Should the state be changed on the 4th screen when tick and slip are switched? There's no step back button, so it seems to matter less.
I also notice that it doesn't seem to change when you check the constant size checkbox, which can cause further errors.
I noticed another oddity on how it is handled when a ball is taken away or added. If it was added, pressing the blue reset button will take you back to when the ball was added at 0, even though that point wasn't set at 0 before pressing the blue button. If you take a ball away, the blue button will take you back to the wrong reset position, the one that would be set before a ball was removed. The ball will still be gone.
This is a great find @KatieWoe, and seems inconsistent with how we handle other model-changing parameters (e.g. mass).
Should the state be changed on the 4th screen when tick and slip are switched? There's no step back button, so it seems to matter less.
I don't think it's necessary. I think there was some discussion about this previously, but I couldn't find the issue.
I also notice that it doesn't seem to change when you check the constant size checkbox, which can cause further errors.
@KatieWoe if you haven't already, please open issues for the bugs you've seen related to Constant Size.
@jonathanolson I'd be fine with resetting the timer/overriding the blue reset button when constant size is checked if that's easiest.
https://github.com/phetsims/collision-lab/issues/193 made for constant size issue.
Are there any changes recommended in this issue (besides the pulled-out constant size issue?)
The number of balls changing didn't seem to be fully handled https://github.com/phetsims/collision-lab/issues/183#issuecomment-756429346.
I believe the above commit should handle that, can you verify?
Looks good in master @jonathanolson
Looks dood on master
Leaving open for now due to https://github.com/phetsims/collision-lab/issues/199, unless @jonathanolson thinks they are separate enough and this can be closed.

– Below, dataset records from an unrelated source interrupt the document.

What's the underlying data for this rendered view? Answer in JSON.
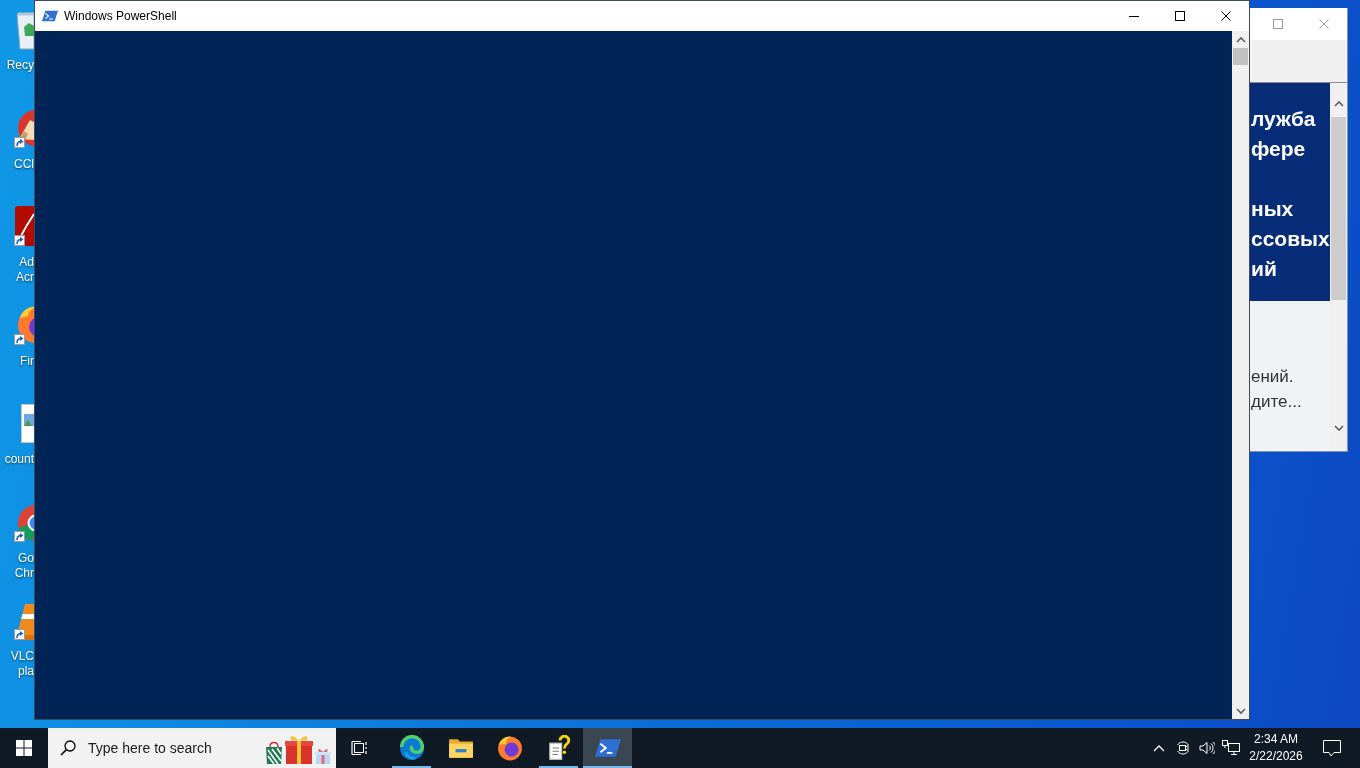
{
  "desktop": {
    "icons": [
      {
        "kind": "recycle-bin",
        "shortcut": false,
        "label_lines": [
          "Recy"
        ]
      },
      {
        "kind": "cleaner",
        "shortcut": true,
        "label_lines": [
          "CCl"
        ]
      },
      {
        "kind": "pdf-reader",
        "shortcut": true,
        "label_lines": [
          "Ad",
          "Acr"
        ]
      },
      {
        "kind": "firefox",
        "shortcut": true,
        "label_lines": [
          "Fir"
        ]
      },
      {
        "kind": "image-file",
        "shortcut": false,
        "label_lines": [
          "count"
        ]
      },
      {
        "kind": "chrome",
        "shortcut": true,
        "label_lines": [
          "Go",
          "Chr"
        ]
      },
      {
        "kind": "vlc",
        "shortcut": true,
        "label_lines": [
          "VLC",
          "pla"
        ]
      }
    ]
  },
  "powershell_window": {
    "title": "Windows PowerShell"
  },
  "browser_window": {
    "heading_blocks": [
      [
        "лужба",
        "фере"
      ],
      [
        "ных",
        "ссовых",
        "ий"
      ]
    ],
    "text_lines": [
      "ений.",
      "дите..."
    ]
  },
  "taskbar": {
    "search": {
      "placeholder": "Type here to search"
    },
    "apps": [
      {
        "kind": "edge",
        "running": true,
        "selected": false
      },
      {
        "kind": "file-explorer",
        "running": false,
        "selected": false
      },
      {
        "kind": "firefox",
        "running": false,
        "selected": false
      },
      {
        "kind": "help-document",
        "running": true,
        "selected": false
      },
      {
        "kind": "powershell",
        "running": true,
        "selected": true
      }
    ],
    "clock": {
      "time": "2:34 AM",
      "date": "2/22/2026"
    }
  }
}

Actually, I am seeing buggy behavior for slightly inelastic collisions being stepped back, where the rewinding behavior does not match what it was going forward. Recorded on Explore 1D. For https://github.com/phetsims/QA/issues/599 Also reproduced on 2D screen
While attempting to reproduce on 2D screen, the sim froze with this console error building up. @jonathanolson is this a separate issue?
Example of very odd behavior on 2d screen
@jonathanolson seems like the solution might be to go back to disabling the step back button for elasticity =/= 0.

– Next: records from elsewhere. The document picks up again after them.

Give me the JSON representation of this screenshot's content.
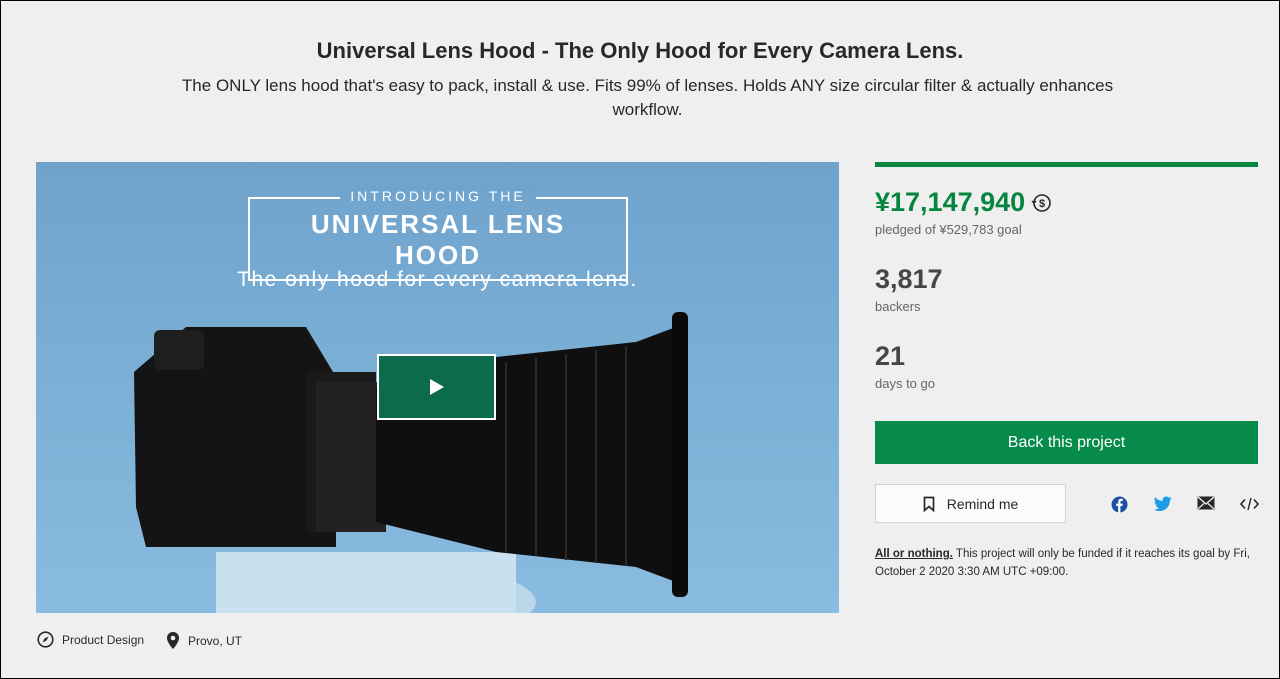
{
  "project": {
    "title": "Universal Lens Hood - The Only Hood for Every Camera Lens.",
    "blurb": "The ONLY lens hood that's easy to pack, install & use. Fits 99% of lenses. Holds ANY size circular filter & actually enhances workflow."
  },
  "video": {
    "intro_small": "INTRODUCING THE",
    "intro_title": "UNIVERSAL LENS HOOD",
    "tagline": "The only hood for every camera lens."
  },
  "meta": {
    "category": "Product Design",
    "location": "Provo, UT"
  },
  "stats": {
    "pledged": "¥17,147,940",
    "pledged_label": "pledged of ¥529,783 goal",
    "backers": "3,817",
    "backers_label": "backers",
    "days": "21",
    "days_label": "days to go",
    "progress_fraction": 1.0
  },
  "actions": {
    "back_label": "Back this project",
    "remind_label": "Remind me"
  },
  "share": [
    "facebook-icon",
    "twitter-icon",
    "email-icon",
    "embed-icon"
  ],
  "funding_note": {
    "link": "All or nothing.",
    "text": " This project will only be funded if it reaches its goal by Fri, October 2 2020 3:30 AM UTC +09:00."
  },
  "colors": {
    "accent": "#05863f",
    "button": "#078b4b",
    "play_bg": "#0c6b4a",
    "facebook": "#1d4fa3",
    "twitter": "#1c9be8"
  }
}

I'm hitting this behavior also randomly.
I believe it's due to numerical imprecision that gets magnified significantly for every collision (and glancing collisions magnify it also).
So, I'm inclined to say we should disable the step-back for inelastic collisions. @arouinfar thoughts?

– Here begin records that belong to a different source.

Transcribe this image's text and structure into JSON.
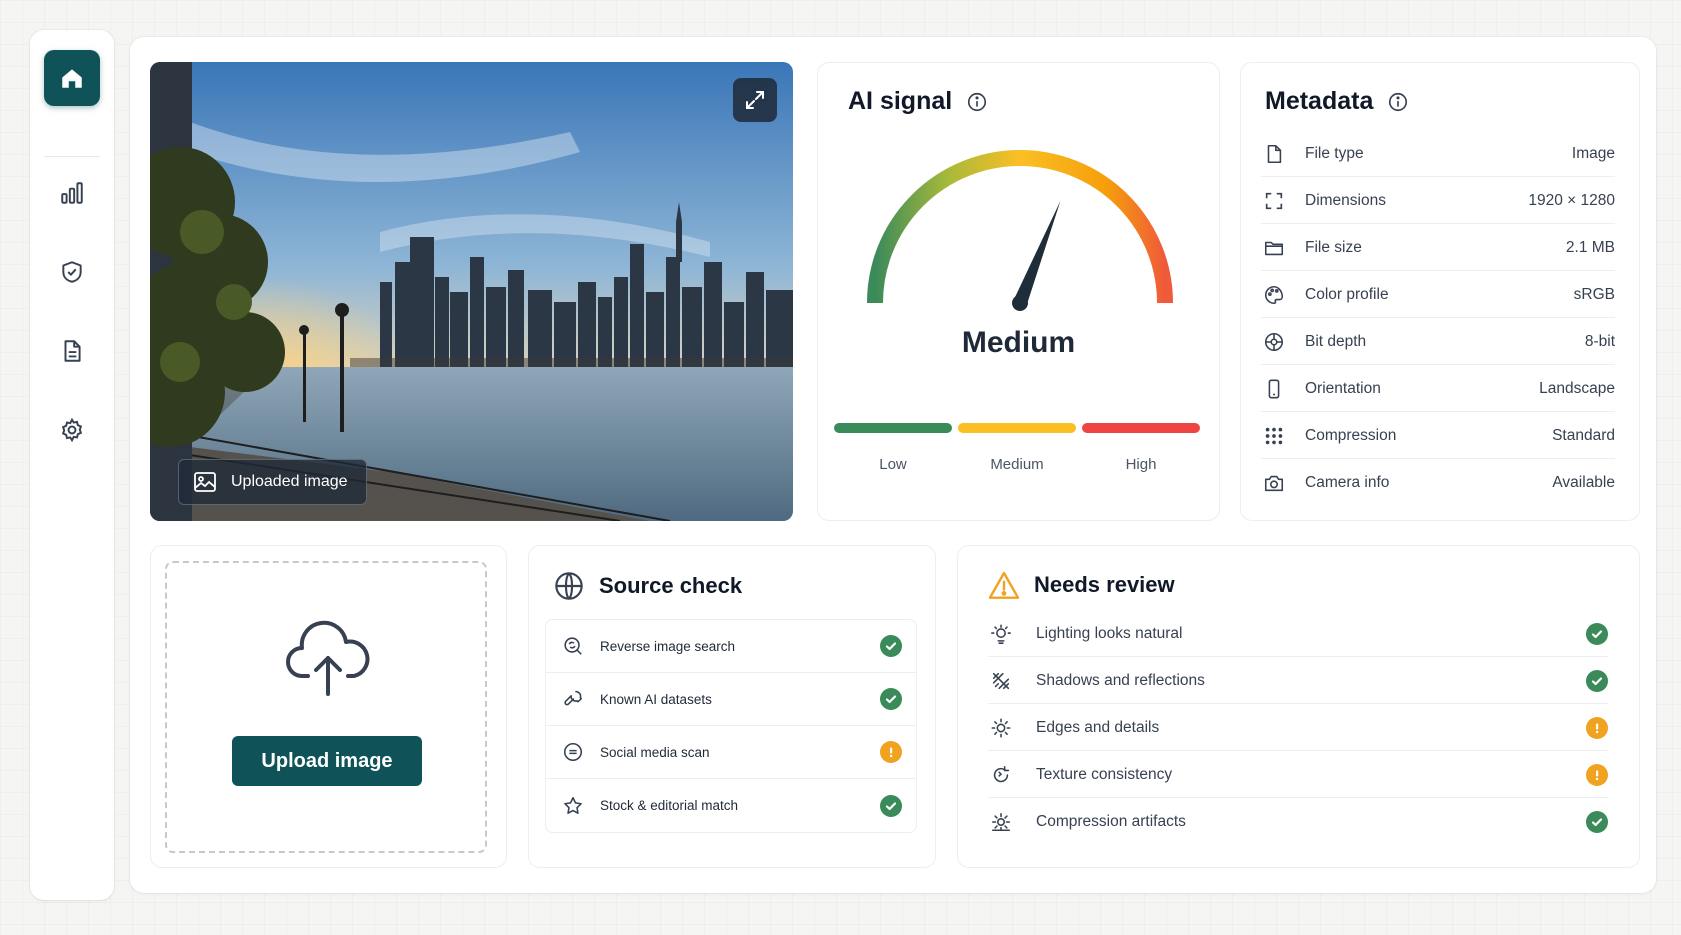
{
  "sidebar": {
    "items": [
      {
        "name": "home",
        "icon": "home-icon",
        "active": true
      },
      {
        "name": "analytics",
        "icon": "bar-chart-icon"
      },
      {
        "name": "security",
        "icon": "shield-check-icon"
      },
      {
        "name": "reports",
        "icon": "document-icon"
      },
      {
        "name": "settings",
        "icon": "gear-icon"
      }
    ]
  },
  "preview": {
    "caption": "Uploaded image",
    "expand_icon": "expand-icon"
  },
  "ai_signal": {
    "title": "AI signal",
    "level_label": "Medium",
    "level_fraction": 0.62,
    "scale": [
      {
        "label": "Low",
        "color": "#3b8a5a"
      },
      {
        "label": "Medium",
        "color": "#fbbf24"
      },
      {
        "label": "High",
        "color": "#ef4444"
      }
    ]
  },
  "metadata": {
    "title": "Metadata",
    "rows": [
      {
        "icon": "file-icon",
        "label": "File type",
        "value": "Image"
      },
      {
        "icon": "dimensions-icon",
        "label": "Dimensions",
        "value": "1920 × 1280"
      },
      {
        "icon": "folder-icon",
        "label": "File size",
        "value": "2.1 MB"
      },
      {
        "icon": "palette-icon",
        "label": "Color profile",
        "value": "sRGB"
      },
      {
        "icon": "aperture-icon",
        "label": "Bit depth",
        "value": "8-bit"
      },
      {
        "icon": "phone-icon",
        "label": "Orientation",
        "value": "Landscape"
      },
      {
        "icon": "grid-icon",
        "label": "Compression",
        "value": "Standard"
      },
      {
        "icon": "camera-icon",
        "label": "Camera info",
        "value": "Available"
      }
    ]
  },
  "upload": {
    "button_label": "Upload image"
  },
  "source_check": {
    "title": "Source check",
    "rows": [
      {
        "icon": "reverse-search-icon",
        "label": "Reverse image search",
        "status": "ok"
      },
      {
        "icon": "wrench-icon",
        "label": "Known AI datasets",
        "status": "ok"
      },
      {
        "icon": "chat-icon",
        "label": "Social media scan",
        "status": "warn"
      },
      {
        "icon": "star-icon",
        "label": "Stock & editorial match",
        "status": "ok"
      }
    ]
  },
  "needs_review": {
    "title": "Needs review",
    "rows": [
      {
        "icon": "light-icon",
        "label": "Lighting looks natural",
        "status": "ok"
      },
      {
        "icon": "shadow-icon",
        "label": "Shadows and reflections",
        "status": "ok"
      },
      {
        "icon": "sun-icon",
        "label": "Edges and details",
        "status": "warn"
      },
      {
        "icon": "texture-icon",
        "label": "Texture consistency",
        "status": "warn"
      },
      {
        "icon": "artifact-icon",
        "label": "Compression artifacts",
        "status": "ok"
      }
    ]
  },
  "colors": {
    "brand": "#0f5258",
    "ok": "#3b8a5a",
    "warn": "#f0a320"
  }
}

So, I'm inclined to say we should disable the step-back for inelastic collisions. @arouinfar thoughts?
Sounds good!
Implemented, can you verify?
@jonathanolson so sorry for the delay. Looks good in master!
Did some exploring and this does look ok in rc.3. The step back button is disabled for inelastic collisions and I wasn't able to reproduce this while stepping back elastic collisions so far. I did sometimes see differing behavior when stepping back, mentioned in https://github.com/phetsims/collision-lab/issues/205#issuecomment-778412430. Since that was deemed acceptable I think this can be closed. Will reopen if something comes up.
Test device Lovelace Operating System ChromeOS Browser Chrome Problem description For https://github.com/phetsims/QA/issues/562 If the collisions in the sim are inelastic you are unable to use the step back button. @jonathanolson said on Slack:
This makes sense, however in practice it comes across as inconsistent behavior. It also is particularly noticeable on the Inelastic screen, where activating the step back button seems to be impossible from what I can tell. I also noticed that if collisions are inelastic, the sim plays, and you change them to elastic, you can use the step back buttons to go back in time in a manner that it didn't behave, if that makes sense (not sure how to describe this.
Not sure what a solution would look like, but I thought it was worth bringing up. Especially on the Inelastic screen.